Wayne Bayfield says pubs have come a long way since the ’70s and ’80s when there were a couple of beers on tap and INXS was playing in the front room.
“When we started, I think we had three beers on tap. We now have about 40 beers on tap,” he says. “Grandma was doing the snack bar, not a kitchen full of chefs. Obviously, we didn’t have pokie machines.
“It’s a lot more complicated these days than what it was back in the early days.”
Wayne and his brother, Mark, took over the Dee Why Hotel, north of Sydney, and expanded to include many of the state’s most famous pubs, including The Caringbah Hotel, The Light Brigade, The Sands, Newport Mirage and The Newport Arms. Their father, Neville, was a publican for major brewer Tooth and Co, which operated from 1835 to 1985.
After Neville died, the brothers scaled down.
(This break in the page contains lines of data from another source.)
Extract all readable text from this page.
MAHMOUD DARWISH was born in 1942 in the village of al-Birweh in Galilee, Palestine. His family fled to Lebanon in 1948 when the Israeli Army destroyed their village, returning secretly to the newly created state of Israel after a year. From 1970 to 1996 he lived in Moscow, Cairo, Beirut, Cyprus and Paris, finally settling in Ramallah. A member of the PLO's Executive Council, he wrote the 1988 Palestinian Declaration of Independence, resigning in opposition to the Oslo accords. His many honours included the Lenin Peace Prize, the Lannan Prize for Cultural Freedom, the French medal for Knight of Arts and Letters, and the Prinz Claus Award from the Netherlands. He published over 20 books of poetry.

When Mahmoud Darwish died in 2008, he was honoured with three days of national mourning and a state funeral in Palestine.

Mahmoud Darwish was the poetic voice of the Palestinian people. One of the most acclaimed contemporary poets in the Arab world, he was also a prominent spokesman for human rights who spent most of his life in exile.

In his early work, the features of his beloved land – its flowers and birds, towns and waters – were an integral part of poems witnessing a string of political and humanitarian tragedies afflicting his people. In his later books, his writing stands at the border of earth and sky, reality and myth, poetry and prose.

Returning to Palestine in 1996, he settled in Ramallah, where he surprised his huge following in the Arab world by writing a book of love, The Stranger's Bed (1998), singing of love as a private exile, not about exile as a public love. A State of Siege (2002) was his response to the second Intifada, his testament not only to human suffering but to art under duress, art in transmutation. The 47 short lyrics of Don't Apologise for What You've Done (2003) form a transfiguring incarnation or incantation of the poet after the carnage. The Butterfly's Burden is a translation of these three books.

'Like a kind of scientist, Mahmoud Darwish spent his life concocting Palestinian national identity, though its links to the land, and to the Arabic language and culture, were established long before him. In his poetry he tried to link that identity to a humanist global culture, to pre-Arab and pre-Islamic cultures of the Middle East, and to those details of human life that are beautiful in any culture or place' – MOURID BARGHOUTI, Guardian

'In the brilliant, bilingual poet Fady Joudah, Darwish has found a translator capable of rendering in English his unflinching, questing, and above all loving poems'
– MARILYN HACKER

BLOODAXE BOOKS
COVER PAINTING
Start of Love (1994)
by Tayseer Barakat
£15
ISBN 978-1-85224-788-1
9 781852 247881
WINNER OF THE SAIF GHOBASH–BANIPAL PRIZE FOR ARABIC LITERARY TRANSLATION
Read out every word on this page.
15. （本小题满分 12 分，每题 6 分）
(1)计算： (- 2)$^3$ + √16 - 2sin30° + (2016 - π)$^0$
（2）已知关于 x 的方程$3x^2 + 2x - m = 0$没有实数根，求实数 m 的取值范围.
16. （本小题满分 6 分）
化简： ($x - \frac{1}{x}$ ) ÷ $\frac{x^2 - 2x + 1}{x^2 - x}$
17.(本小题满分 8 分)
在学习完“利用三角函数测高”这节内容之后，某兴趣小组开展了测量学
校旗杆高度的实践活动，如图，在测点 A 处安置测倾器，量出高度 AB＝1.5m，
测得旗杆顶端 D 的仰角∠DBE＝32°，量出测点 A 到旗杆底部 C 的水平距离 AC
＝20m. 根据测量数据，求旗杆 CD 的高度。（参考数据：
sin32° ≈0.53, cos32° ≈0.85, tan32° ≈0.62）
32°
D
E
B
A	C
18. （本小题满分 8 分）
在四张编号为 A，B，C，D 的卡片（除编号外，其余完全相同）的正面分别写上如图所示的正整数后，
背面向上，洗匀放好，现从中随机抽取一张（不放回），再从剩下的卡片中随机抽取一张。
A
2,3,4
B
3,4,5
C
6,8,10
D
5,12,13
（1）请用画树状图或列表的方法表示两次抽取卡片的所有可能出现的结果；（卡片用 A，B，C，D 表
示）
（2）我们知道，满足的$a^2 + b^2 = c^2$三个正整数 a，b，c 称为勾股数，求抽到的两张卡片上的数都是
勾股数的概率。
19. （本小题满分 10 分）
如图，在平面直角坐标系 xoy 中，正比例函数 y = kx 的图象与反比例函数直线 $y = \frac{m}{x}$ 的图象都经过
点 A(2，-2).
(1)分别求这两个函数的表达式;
They sold the Newport Arms in Pittwater to Justin Hemmes for $47 million in 2015 and The Light Brigade Hotel in Woollahra to the Laundy family for about $20 million last year.
They now run two pubs as well as a number of bottle shops under Bayfield’s Liquor Superstores and Bayfield’s Online.
Wayne’s son, Kaine, has been running operations for the group since 2011, but really has been working for the family business since he was eight, collecting trolleys over Christmas for the bottle shop.
He worked on the floor at the Newport Arms during university, eventually managing that pub as well as the Dee Why Hotel.
“I was going to do something, but I got distracted and then just started working in the pubs and loved it, so I stayed in it,” Kaine says.
Once he eventually takes the reins of the Bayfield Hotel Group, as the most involved of Wayne’s five children, he wants to continue its growth and success.
“I want the business to be running well so that the family are … happy with the results and want to keep the pubs, so I have a job,” Kaine says.
For him, the constant industry evolution is part of the attraction. “It’s always changing. It’s a very different world the pubs today than they were, back in the 70s and 80s.”
Zach George, Kaine’s nephew and Wayne’s grandson, has just started working on the floor at the Dee Why Hotel, opting to take a gap year before university.
“The first six years of my life, I actually grew up in the units upstairs from the Newport Arms,” he says. “From day one, I’ve always been surrounded by the community and culture that the pub life brings.
“It was pretty special when I finally got to the age, and I was able to start doing some part-time work for the family business.”
He’s still tossing up whether to study something like commerce and then bring what he learns into the family business, or go down the medical path and study to be a physio.
“I guess [I] have the family business behind me whether or not I study anything relevant to that at uni. So I guess that’s a bit nice to have,” Zach says.